Tyrosine kinase inhibitors (TKIs) have considerably improved the long-term clinical outcomes in patients with chronic phase chronic myeloid leukemia (CML-CP). Most of these patients receive 1st generation TKI imatinib as first-line therapy; however, an increasing number of patients are now receiving 2nd generation TKIs as first-line therapy, because of the more potent BCR-ABL1 inhibition with proven efficacy in patients resistant or intolerant to imatinib. Flumatinib is a novel 2nd generation BCR-ABL1 TKI with promising efficacy and manageable safety in newly diagnosed CML-CP. Compared to imatinib, patients treated with flumatinib have achieved significantly higher rates of 12-month major molecular response (MMR) and complete cytogenetic response were observed in patients with CML-CP and that too within a shorter time duration. Though there have been many studies comparing 2nd generation TKIs vs imatinib in CML-CP, studies comparing clinical outcomes between different 2nd generation TKIs are scarce. Here, we report the real-world effectiveness and safety of flumatinib and nilotinib in patients with newly diagnosed CML-CP.

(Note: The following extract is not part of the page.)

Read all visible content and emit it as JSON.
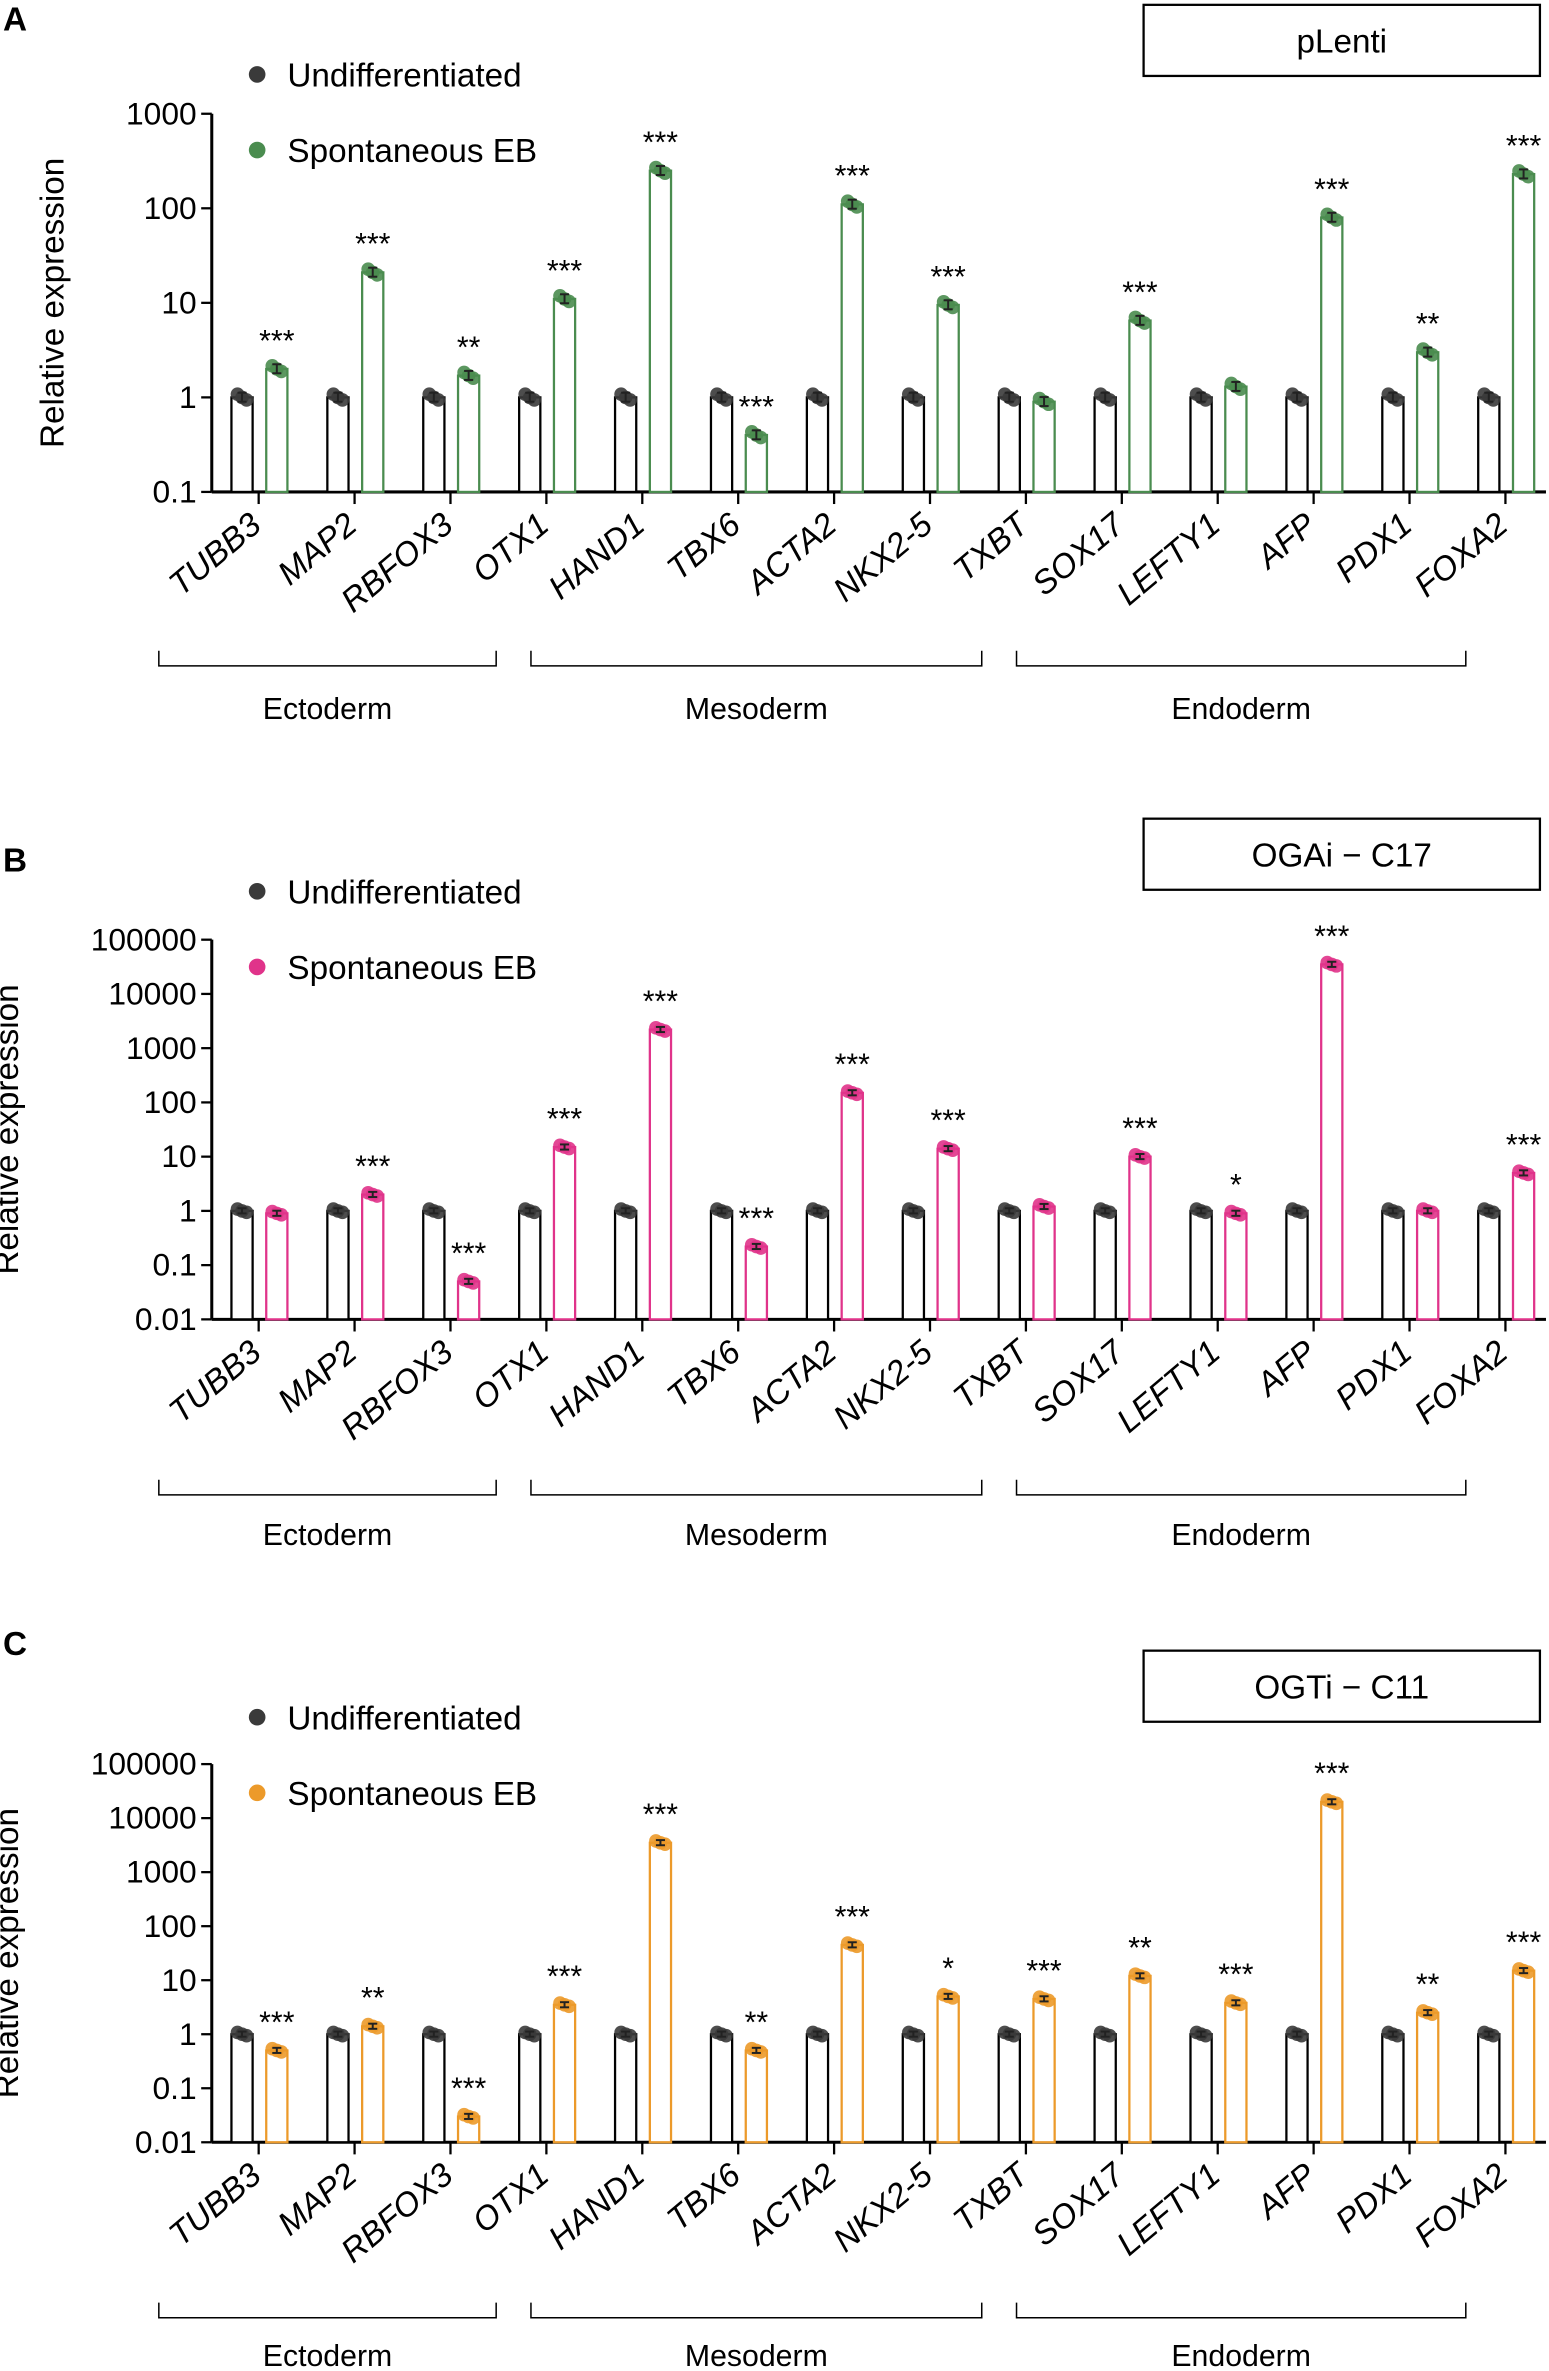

In this study, adult patients (≥18 years old) with newly diagnosed Philadelphia chromosome-positive (Ph+) CML-CP who received either 300 mg nilotinib twice daily or 600 mg flumatinib once daily, were included, with a follow-up duration of roughly 3 years (NCT04739826). The primary endpoint was the rate of MMR at 12 months as defined by European LeukemiaNet 2020 recommendations (BCR-ABL1 transcript level ≤0.1% in peripheral blood on RT-PCR assay on International Scale [IS]). The secondary endpoints were the rate of early molecular response (EMR) at 3 months (BCR-ABL1IS ≤10%), the rate of molecular response at 6 months (BCR-ABL1IS ≤ 1%) and safety (adverse events [AEs] reports in accordance to Common Terminology Criteria for Adverse Events, version 4.03).

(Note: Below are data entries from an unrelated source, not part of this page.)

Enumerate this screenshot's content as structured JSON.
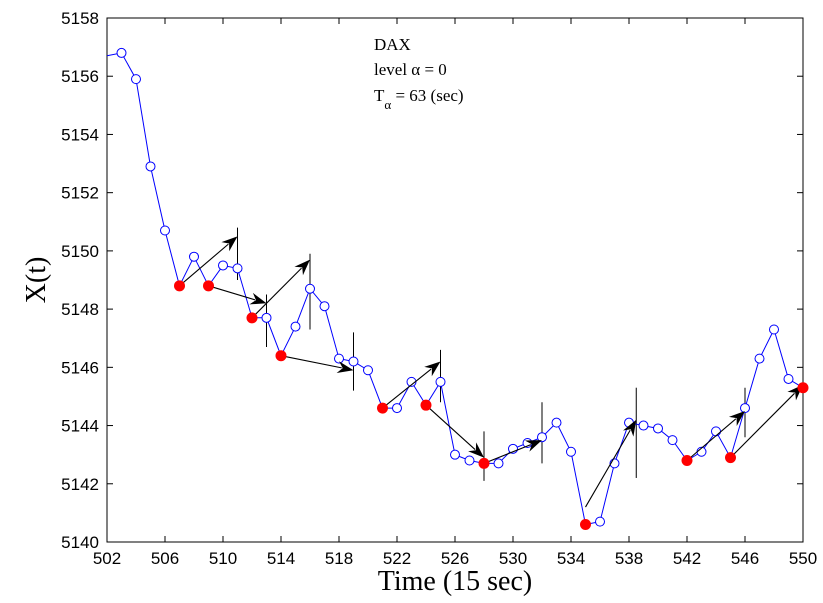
{
  "chart_data": {
    "type": "line",
    "xlabel": "Time  (15 sec)",
    "ylabel": "X(t)",
    "xlim": [
      502,
      550
    ],
    "ylim": [
      5140,
      5158
    ],
    "xticks": [
      502,
      506,
      510,
      514,
      518,
      522,
      526,
      530,
      534,
      538,
      542,
      546,
      550
    ],
    "yticks": [
      5140,
      5142,
      5144,
      5146,
      5148,
      5150,
      5152,
      5154,
      5156,
      5158
    ],
    "grid": false,
    "legend": "none",
    "annotations": {
      "line1": "DAX",
      "line2": "level α = 0",
      "line3_main": "T",
      "line3_sub": "α",
      "line3_rest": " = 63 (sec)"
    },
    "colors": {
      "series": "#0000ff",
      "marker_red": "#ff0000",
      "arrows": "#000000"
    },
    "series": [
      {
        "marker": "open-circle",
        "x": [
          502,
          503,
          504,
          505,
          506,
          507,
          508,
          509,
          510,
          511,
          512,
          513,
          514,
          515,
          516,
          517,
          518,
          519,
          520,
          521,
          522,
          523,
          524,
          525,
          526,
          527,
          528,
          529,
          530,
          531,
          532,
          533,
          534,
          535,
          536,
          537,
          538,
          539,
          540,
          541,
          542,
          543,
          544,
          545,
          546,
          547,
          548,
          549,
          550
        ],
        "values": [
          5156.7,
          5156.8,
          5155.9,
          5152.9,
          5150.7,
          5148.8,
          5149.8,
          5148.8,
          5149.5,
          5149.4,
          5147.7,
          5147.7,
          5146.4,
          5147.4,
          5148.7,
          5148.1,
          5146.3,
          5146.2,
          5145.9,
          5144.6,
          5144.6,
          5145.5,
          5144.7,
          5145.5,
          5143.0,
          5142.8,
          5142.7,
          5142.7,
          5143.2,
          5143.4,
          5143.6,
          5144.1,
          5143.1,
          5140.6,
          5140.7,
          5142.7,
          5144.1,
          5144.0,
          5143.9,
          5143.5,
          5142.8,
          5143.1,
          5143.8,
          5142.9,
          5144.6,
          5146.3,
          5147.3,
          5145.6,
          5145.3
        ]
      }
    ],
    "red_points": {
      "x": [
        507,
        509,
        512,
        514,
        521,
        524,
        528,
        535,
        542,
        545,
        550
      ],
      "values": [
        5148.8,
        5148.8,
        5147.7,
        5146.4,
        5144.6,
        5144.7,
        5142.7,
        5140.6,
        5142.8,
        5142.9,
        5145.3
      ]
    },
    "arrows": [
      {
        "from": [
          507,
          5148.8
        ],
        "to": [
          511,
          5150.5
        ]
      },
      {
        "from": [
          509,
          5148.8
        ],
        "to": [
          513,
          5148.2
        ]
      },
      {
        "from": [
          512,
          5147.7
        ],
        "to": [
          516,
          5149.7
        ]
      },
      {
        "from": [
          514,
          5146.4
        ],
        "to": [
          519,
          5145.9
        ]
      },
      {
        "from": [
          521,
          5144.6
        ],
        "to": [
          525,
          5146.2
        ]
      },
      {
        "from": [
          524,
          5144.7
        ],
        "to": [
          528,
          5142.9
        ]
      },
      {
        "from": [
          528,
          5142.7
        ],
        "to": [
          532,
          5143.5
        ]
      },
      {
        "from": [
          535,
          5141.2
        ],
        "to": [
          538.5,
          5144.2
        ]
      },
      {
        "from": [
          542,
          5142.8
        ],
        "to": [
          546,
          5144.5
        ]
      },
      {
        "from": [
          545,
          5142.9
        ],
        "to": [
          550,
          5145.4
        ]
      }
    ],
    "vlines": [
      {
        "x": 511,
        "y1": 5149.0,
        "y2": 5150.8
      },
      {
        "x": 513,
        "y1": 5146.7,
        "y2": 5148.5
      },
      {
        "x": 516,
        "y1": 5147.3,
        "y2": 5149.9
      },
      {
        "x": 519,
        "y1": 5145.2,
        "y2": 5147.2
      },
      {
        "x": 525,
        "y1": 5144.8,
        "y2": 5146.6
      },
      {
        "x": 528,
        "y1": 5142.1,
        "y2": 5143.8
      },
      {
        "x": 532,
        "y1": 5142.7,
        "y2": 5144.8
      },
      {
        "x": 538.5,
        "y1": 5142.2,
        "y2": 5145.3
      },
      {
        "x": 546,
        "y1": 5143.6,
        "y2": 5145.3
      },
      {
        "x": 550,
        "y1": 5144.3,
        "y2": 5146.9
      }
    ]
  }
}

A total of 446 patients were enrolled in the study between November 2020 and August 2022, of which 150 and 296 patients were enrolled in nilotinib and flumatinib groups, respectively. The baseline characteristics were comparable between the two groups (Table 1).

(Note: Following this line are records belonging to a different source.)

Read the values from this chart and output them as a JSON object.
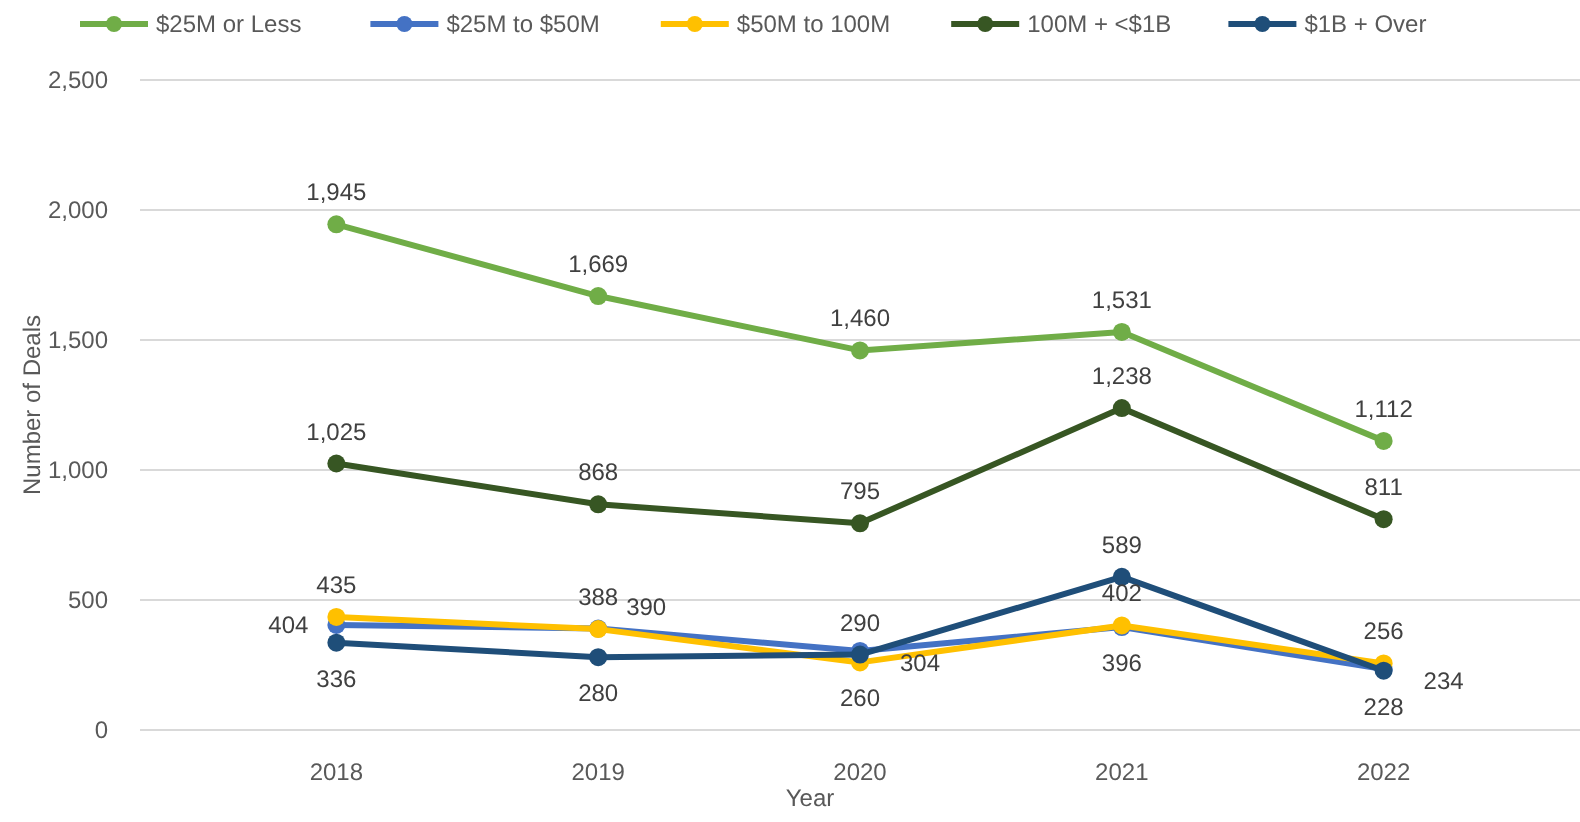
{
  "chart_data": {
    "type": "line",
    "xlabel": "Year",
    "ylabel": "Number of Deals",
    "categories": [
      "2018",
      "2019",
      "2020",
      "2021",
      "2022"
    ],
    "series": [
      {
        "name": "$25M or Less",
        "color": "#70ad47",
        "values": [
          1945,
          1669,
          1460,
          1531,
          1112
        ],
        "value_labels": [
          "1,945",
          "1,669",
          "1,460",
          "1,531",
          "1,112"
        ]
      },
      {
        "name": "$25M to $50M",
        "color": "#4472c4",
        "values": [
          404,
          390,
          304,
          396,
          234
        ],
        "value_labels": [
          "404",
          "390",
          "304",
          "396",
          "234"
        ]
      },
      {
        "name": "$50M to 100M",
        "color": "#ffc000",
        "values": [
          435,
          388,
          260,
          402,
          256
        ],
        "value_labels": [
          "435",
          "388",
          "260",
          "402",
          "256"
        ]
      },
      {
        "name": "100M + <$1B",
        "color": "#375623",
        "values": [
          1025,
          868,
          795,
          1238,
          811
        ],
        "value_labels": [
          "1,025",
          "868",
          "795",
          "1,238",
          "811"
        ]
      },
      {
        "name": "$1B + Over",
        "color": "#1f4e79",
        "values": [
          336,
          280,
          290,
          589,
          228
        ],
        "value_labels": [
          "336",
          "280",
          "290",
          "589",
          "228"
        ]
      }
    ],
    "ylim": [
      0,
      2500
    ],
    "yticks": [
      {
        "value": 0,
        "label": "0"
      },
      {
        "value": 500,
        "label": "500"
      },
      {
        "value": 1000,
        "label": "1,000"
      },
      {
        "value": 1500,
        "label": "1,500"
      },
      {
        "value": 2000,
        "label": "2,000"
      },
      {
        "value": 2500,
        "label": "2,500"
      }
    ],
    "grid": "y",
    "legend": "top",
    "marker": "circle",
    "line_style": "solid"
  }
}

No significant difference in the rate of MMR was observed at 12 months between nilotinib and flumatinib (78% vs 80%; P=0.68). Similarly, no significant difference was observed in the rate of EMR at 3 months (85% vs 89%; P=0.26) and the rate of optimal molecular response at 6 months (93% vs 92%; P=0.70; BCR-ABL1 is ≤1%) between the two groups. The overall safety profile was similar between the two groups. However, hyperbilirubinemia (47% vs 7%), increased ALT (33% vs 12%), increased AST (24% vs 9%), rash (30% vs 18%) and anemia (19% vs 10%) were more frequent in nilotinib group than flumatinib group, whereas diarrhea was lower in nilotinib than flumatinib (2.7% vs 8.8%). The incidence rate of grade 3-4 AEs were reported to be 13% in nilotinib group and 10% in flumatinib group. The safety of flumatinib was more favorable compared to nilotinib in terms of hepatic toxicities, skin toxicities, etc. (Figure 1).


The efficacy of flumatinib is comparable to nilotinib in Chinese patients with newly diagnosed Ph+ CML-CP. The overall incidences of grade 3-4 AEs were also accessible for the two drugs, nevertheless, a few AEs inclusively hepatic toxicity, anemia and skin toxicity were remarkably lower with flumatinib intervention.

Disclosures: No relevant conflicts of interest to declare.